Attorney Pat Donahue⁠—who operates Spokane’s Donahue Law and Terrapin Legal⁠—has been working with Russell on the legal intricacies of I-1886. He said I-1886 has gained traction from the Oregon Psilocybin Services Act, which passed in November 2020. The act allows for the manufacture, delivery, and administration of psilocybin at licensed facilities. But there are some key differences between the act and I-1886.

The biggest differences are that Oregon’s law doesn’t allow for microdosing, and all psilocybin usage has to be done at service centers, Donahue said. The Oregon Health Authority will begin accepting applications for facilitators working at service centers where Oregonians will use psilocybin on Jan. 2, 2023.

“Under the Oregon law the only [facilitator] requirement is that you pass their training and have a GED or graduated from high school,” Donahue said. “That remains true under 1886. There are no further academic requirements, but in 1886 there are two types of facilitators.”

Under I-1886, a community facilitator would conduct a preparation session, then schedule a follow-up session if the client is deemed to be eligible for psilocybin use and knows what to expect from the experience. The facilitator would examine factors like the client’s other drug intake, whether there is a history of personality disorders, and a recommended dosage amount.

The facilitator could then facilitate a dose for the client at a service center. The client would be supervised by a facilitator during their psilocybin experience at the service center.

“If the service center approves the client, it has to offer a follow-up session,” Donahue said. “The client doesn’t have to go. But the follow-up session can help folks integrate life experiences.”

The facilitator could schedule a microdose for a client during their first session. A microdose would likely consist of a tenth to a quarter of a gram, Donahue said. 

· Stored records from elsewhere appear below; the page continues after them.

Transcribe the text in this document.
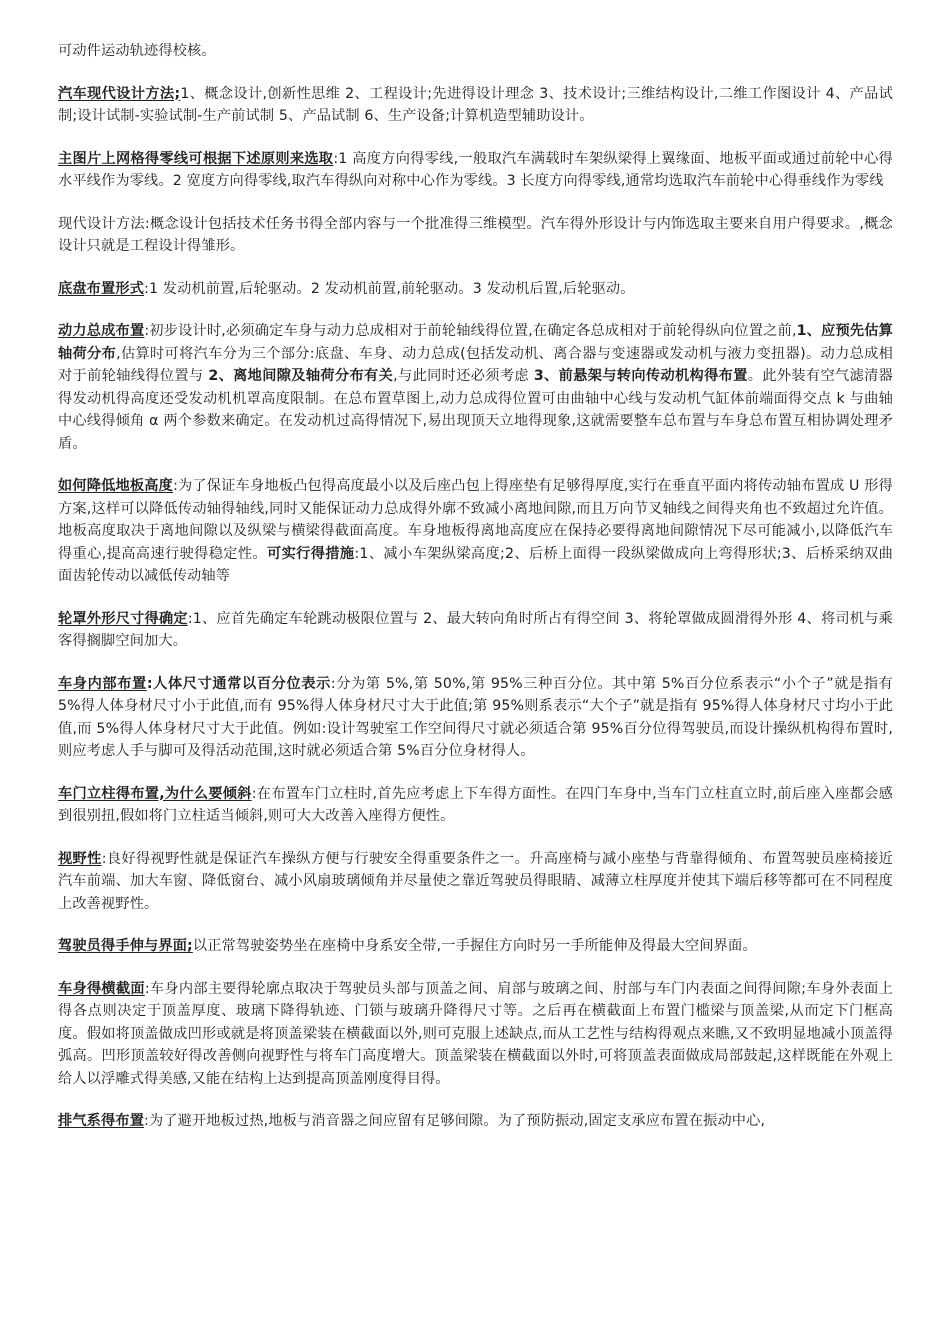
可动件运动轨迹得校核。

汽车现代设计方法;1、概念设计,创新性思维 2、工程设计;先进得设计理念 3、技术设计;三维结构设计,二维工作图设计 4、产品试制;设计试制-实验试制-生产前试制 5、产品试制 6、生产设备;计算机造型辅助设计。

主图片上网格得零线可根据下述原则来选取:1 高度方向得零线,一般取汽车满载时车架纵梁得上翼缘面、地板平面或通过前轮中心得水平线作为零线。2 宽度方向得零线,取汽车得纵向对称中心作为零线。3 长度方向得零线,通常均选取汽车前轮中心得垂线作为零线

现代设计方法:概念设计包括技术任务书得全部内容与一个批准得三维模型。汽车得外形设计与内饰选取主要来自用户得要求。,概念设计只就是工程设计得雏形。

底盘布置形式:1 发动机前置,后轮驱动。2 发动机前置,前轮驱动。3 发动机后置,后轮驱动。

动力总成布置:初步设计时,必须确定车身与动力总成相对于前轮轴线得位置,在确定各总成相对于前轮得纵向位置之前,1、应预先估算轴荷分布,估算时可将汽车分为三个部分:底盘、车身、动力总成(包括发动机、离合器与变速器或发动机与液力变扭器)。动力总成相对于前轮轴线得位置与 2、离地间隙及轴荷分布有关,与此同时还必须考虑 3、前悬架与转向传动机构得布置。此外装有空气滤清器得发动机得高度还受发动机机罩高度限制。在总布置草图上,动力总成得位置可由曲轴中心线与发动机气缸体前端面得交点 k 与曲轴中心线得倾角 α 两个参数来确定。在发动机过高得情况下,易出现顶天立地得现象,这就需要整车总布置与车身总布置互相协调处理矛盾。

如何降低地板高度:为了保证车身地板凸包得高度最小以及后座凸包上得座垫有足够得厚度,实行在垂直平面内将传动轴布置成 U 形得方案,这样可以降低传动轴得轴线,同时又能保证动力总成得外廓不致减小离地间隙,而且万向节叉轴线之间得夹角也不致超过允许值。地板高度取决于离地间隙以及纵梁与横梁得截面高度。车身地板得离地高度应在保持必要得离地间隙情况下尽可能减小,以降低汽车得重心,提高高速行驶得稳定性。可实行得措施:1、减小车架纵梁高度;2、后桥上面得一段纵梁做成向上弯得形状;3、后桥采纳双曲面齿轮传动以减低传动轴等

轮罩外形尺寸得确定:1、应首先确定车轮跳动极限位置与 2、最大转向角时所占有得空间 3、将轮罩做成圆滑得外形 4、将司机与乘客得搁脚空间加大。

车身内部布置:人体尺寸通常以百分位表示:分为第 5%,第 50%,第 95%三种百分位。其中第 5%百分位系表示“小个子”就是指有 5%得人体身材尺寸小于此值,而有 95%得人体身材尺寸大于此值;第 95%则系表示“大个子”就是指有 95%得人体身材尺寸均小于此值,而 5%得人体身材尺寸大于此值。例如:设计驾驶室工作空间得尺寸就必须适合第 95%百分位得驾驶员,而设计操纵机构得布置时,则应考虑人手与脚可及得活动范围,这时就必须适合第 5%百分位身材得人。

车门立柱得布置,为什么要倾斜:在布置车门立柱时,首先应考虑上下车得方面性。在四门车身中,当车门立柱直立时,前后座入座都会感到很别扭,假如将门立柱适当倾斜,则可大大改善入座得方便性。

视野性:良好得视野性就是保证汽车操纵方便与行驶安全得重要条件之一。升高座椅与减小座垫与背靠得倾角、布置驾驶员座椅接近汽车前端、加大车窗、降低窗台、减小风扇玻璃倾角并尽量使之靠近驾驶员得眼睛、减薄立柱厚度并使其下端后移等都可在不同程度上改善视野性。

驾驶员得手伸与界面;以正常驾驶姿势坐在座椅中身系安全带,一手握住方向时另一手所能伸及得最大空间界面。

车身得横截面:车身内部主要得轮廓点取决于驾驶员头部与顶盖之间、肩部与玻璃之间、肘部与车门内表面之间得间隙;车身外表面上得各点则决定于顶盖厚度、玻璃下降得轨迹、门锁与玻璃升降得尺寸等。之后再在横截面上布置门槛梁与顶盖梁,从而定下门框高度。假如将顶盖做成凹形或就是将顶盖梁装在横截面以外,则可克服上述缺点,而从工艺性与结构得观点来瞧,又不致明显地减小顶盖得弧高。凹形顶盖较好得改善侧向视野性与将车门高度增大。顶盖梁装在横截面以外时,可将顶盖表面做成局部鼓起,这样既能在外观上给人以浮雕式得美感,又能在结构上达到提高顶盖刚度得目得。

排气系得布置:为了避开地板过热,地板与消音器之间应留有足够间隙。为了预防振动,固定支承应布置在振动中心,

“It’s a dose of which there’s not a traditional biological effect of hallucinating,” he said. “There would be no distortions of space and time. But it seems like there are still benefits to microdosing. People say it helps them with their anxiety, substance abuse, or depression.”

But I-1886 also includes an option for a medical facilitator, which is someone authorized by the state to prescribe controlled medications after appropriate training, Donahue said. 

After a preparation session, a medical facilitator could give a client a microdose that would not have to be consumed at the service center. 

“Once the client is given a single microdose, there’s a required follow-up session,” Donahue said. “The point of that follow-up session is to make sure the client is using it appropriately and the dose is correct.”

If the microdose is consumed at the service center, the follow-up session can be conducted after the effects of the drug have worn off (about four or five hours), Donahue said. After the follow-up session, additional doses can be facilitated.

Russell and her husband, Shawn Tate, are working to collect the 400,000 signatures needed to put the initiative on the general election ballot. Russell believes fundraising events will help them get the attention needed for that, and has planned a couple to be held this month. 

A Love Yourself Well event will be held on May 29th from 1-6:30 p.m. at OmCulture Wallingford, at 2210 N. Pacific St. in Seattle. It will feature presentations from mental health practitioners, veterans support groups, and psilocybin therapists. A psilocybin legalization awareness event will be held on May 20th at the Lo-Fi Seattle nightclub, at 429 Eastlake Ave. E. The club will open at 9 p.m.

“A lot of it comes down to human engagement and community, and not just having politicians decide things,” Russell said. “There has been so much miseducation that has gone along with this issue. My husband and I are doing this work because we really believe these medications show promise for people that seem unhelpable.”